Fit Network-assisted Random Forest+ (NeRF+) with Cross-Validation

Usage

nerfplus_cv(
  x,
  y,
  A = NULL,
  nodeids = NULL,
  cv = 5,
  cv_foldids = NULL,
  family = c("linear", "logistic"),
  include_raw = TRUE,
  include_netcoh = TRUE,
  embedding = NULL,
  embedding_options = list(ndim = 2, regularization = 0.5, varimax = FALSE, center =
    TRUE, scale = TRUE),
  standardize_x = TRUE,
  normalize_stump = FALSE,
  sample_split = c("none", "oob", "inbag"),
  ntrees = 500,
  ntrees_cv = ntrees,
  mtry = NULL,
  lambdas_netcoh,
  lambdas_embed = NULL,
  lambdas_raw = NULL,
  lambdas_stump,
  lambdas_l = 0.05,
  parallel = FALSE,
  num.threads = 1,
  ...
)

Arguments

x

A numeric matrix or data frame of predictors (features); size n x p. Should be centered so that each column has mean 0.

y

A numeric vector of responses of length n. Should be centered so that the mean is 0.

A

An adjacency matrix representing the network structure.

nodeids

(Optional) vector of node IDs of length n. If provided, node IDs indicate the rows of A, corresponding to each sample. If not provided, the rows of A are assumed to be in the same order as the rows of x and y.

cv

Number of cross-validation folds. Default is 5.

cv_foldids

(Optional) List of length cv, where each component in the list is a vector of sample indices in that fold. If NULL (default), cross-validation folds will be created randomly.

family

A character string indicating the type of model to fit. Currently, only "linear" and "logistic" are supported.

include_raw

Logical indicating whether to include the raw covariates in the NeRF+ model. Default is TRUE.

include_netcoh

Logical indicating whether to include the individual node effects and network cohesion regularization in the NeRF+ model. Default is TRUE.

embedding

Embedding type(s), at least one of "adjacency", "laplacian", score", or NULL (i.e., do not include any network embedding features). Alternatively, can directly input an n x d matrix of network embedding features corresponding to x.

embedding_options

A list of options for the network embedding. Ignored if embedding = NULL. If provided, the list should contain the following components:

ndim: Number of dimensions in the embedding (default is 2).
regularization: Regularization parameter for the adjacency matrix (default is 0.5).
varimax: Whether to apply varimax rotation to the embedding (default is FALSE).
center: Whether to center the embedding so that each column has mean 0 (default is TRUE).
scale: Whether to scale the embedding so that first embedding component column has SD 1 (default is TRUE). All other embedding components are scaled, proportional to their eigenvalues.

standardize_x

Logical indicating whether to standardize the covariates so that each column has mean 0 and SD 1. Default is TRUE.

normalize_stump

Logical indicating whether to normalize the decision stump features by number of samples in children nodes.
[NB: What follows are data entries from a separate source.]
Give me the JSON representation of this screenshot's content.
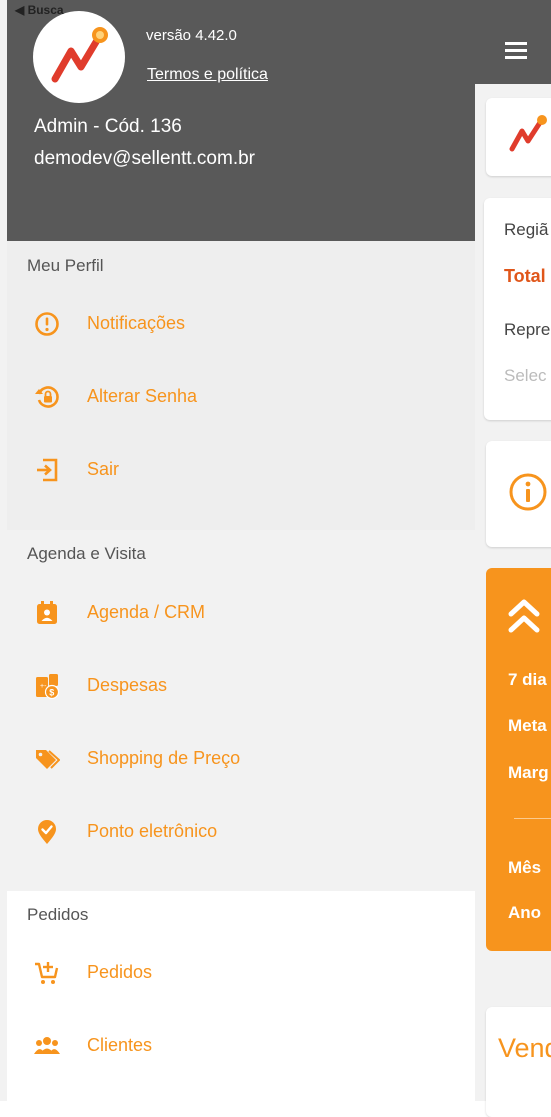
{
  "status": {
    "back_label": "◀ Busca"
  },
  "drawer": {
    "version": "versão 4.42.0",
    "terms_link": "Termos e política",
    "user_name": "Admin - Cód. 136",
    "user_email": "demodev@sellentt.com.br",
    "sections": [
      {
        "title": "Meu Perfil",
        "items": [
          {
            "label": "Notificações",
            "icon": "alert-circle-icon"
          },
          {
            "label": "Alterar Senha",
            "icon": "lock-reset-icon"
          },
          {
            "label": "Sair",
            "icon": "logout-icon"
          }
        ]
      },
      {
        "title": "Agenda e Visita",
        "items": [
          {
            "label": "Agenda / CRM",
            "icon": "calendar-account-icon"
          },
          {
            "label": "Despesas",
            "icon": "receipt-money-icon"
          },
          {
            "label": "Shopping de Preço",
            "icon": "price-tags-icon"
          },
          {
            "label": "Ponto eletrônico",
            "icon": "map-marker-check-icon"
          }
        ]
      },
      {
        "title": "Pedidos",
        "items": [
          {
            "label": "Pedidos",
            "icon": "cart-plus-icon"
          },
          {
            "label": "Clientes",
            "icon": "account-group-icon"
          }
        ]
      }
    ]
  },
  "background": {
    "filter_card": {
      "region": "Regiã",
      "total": "Total",
      "rep": "Repre",
      "select": "Selec"
    },
    "orange_card": {
      "line1": "7 dia",
      "line2": "Meta",
      "line3": "Marg",
      "line4": "Mês",
      "line5": "Ano"
    },
    "sales_title": "Vend"
  },
  "colors": {
    "accent": "#f7941d",
    "header_bg": "#595959",
    "logo_red": "#e03c2c"
  }
}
Default is FALSE.

sample_split

Character string indicating how to split the samples for training the model; one of "none" (default), "oob", or "inbag". If "none", all samples are used for estimating coefficients in NeRF+. If "oob", only out-of-bag samples are used for estimating coefficients in NeRF+. If "inbag", only in-bag samples are used for estimating coefficients in NeRF+.

ntrees

Number of trees in ensemble.

ntrees_cv

Number of trees that will be tuned using cross-validation. Default is ntrees (i.e., every tree will be tuned). Reduce this number to speed up the cross-validation process. For all trees that aren't tuned, the hyperparameter will be chosen randomly from the tuned trees.

mtry

Number of features to consider at each split. Default is the number of features / 3 for regression and the square root of the number of features for classification.

lambdas_netcoh

Vector of regularization parameters for the network cohesion term.

lambdas_embed

Vector of regularization parameters for the network embedding features. If NULL, the regularization parameter corresponding to the network embedding features will be equal to the regularization parameter for the raw covariates.

lambdas_raw

Vector of regularization parameters for the raw covariate features. If NULL, the regularization parameter for the raw covariates will be equal to the regularization parameter for the decision stump features.

lambdas_stump

Vector of regularization parameters for the decision stump features.

lambdas_l

Vector of regularization parameters for the graph Laplacian.

parallel

Logical indicating whether to use parallel processing.

num.threads

Number of threads to use for parallel processing. Default is 1. Ignored if parallel = FALSE.

...

Additional arguments passed to the ranger::ranger() function for fitting the random forest model.

Value

A list containing the following:

rf_fit: The fitted random forest model object from ranger::ranger().
nerfplus_fits: A list of fitted NeRF+ models for each tree in the random forest using the tuned hyperparameters. Each element of the list is a fitted model object that can be used to make predictions.
cv_losses: A list of ntrees_cv data frames containing the cross-validation losses for each tree and each fold. Each item in the list corresponds to a tree in the random forest. Each row in the data frame corresponds to a different set of hyperparameters.
best_cv_params: A data frame containing the used hyperparameters for each tree in the random forest.
tree_infos: A list of tree information objects for each tree in the random forest.
pre_rf_preprocessing_info: A list containing preprocessing information for the NeRF+ model; output of fit_pre_rf_preprocessing().
regularization_params: A list containing the regularization parameters used in the NeRF+ model
model_info: A list containing information about the model, such as family, include_raw, include_netcoh, normalize_stump, and sample_split.
unordered_factors: A character vector of variable names that are unordered factors.

Examples

# \donttest{
data(example_data)
nerfplus_cv_out <- nerfplus_cv(
  x = example_data$x, y = example_data$y, A = example_data$A,
  lambdas_netcoh = c(0.1, 1),
  lambdas_embed = c(0, 0.1),
  lambdas_raw = c(1, 2),
  lambdas_stump = c(1, 2),
  family = "linear", embedding = "laplacian", sample_split = "none"
)
# }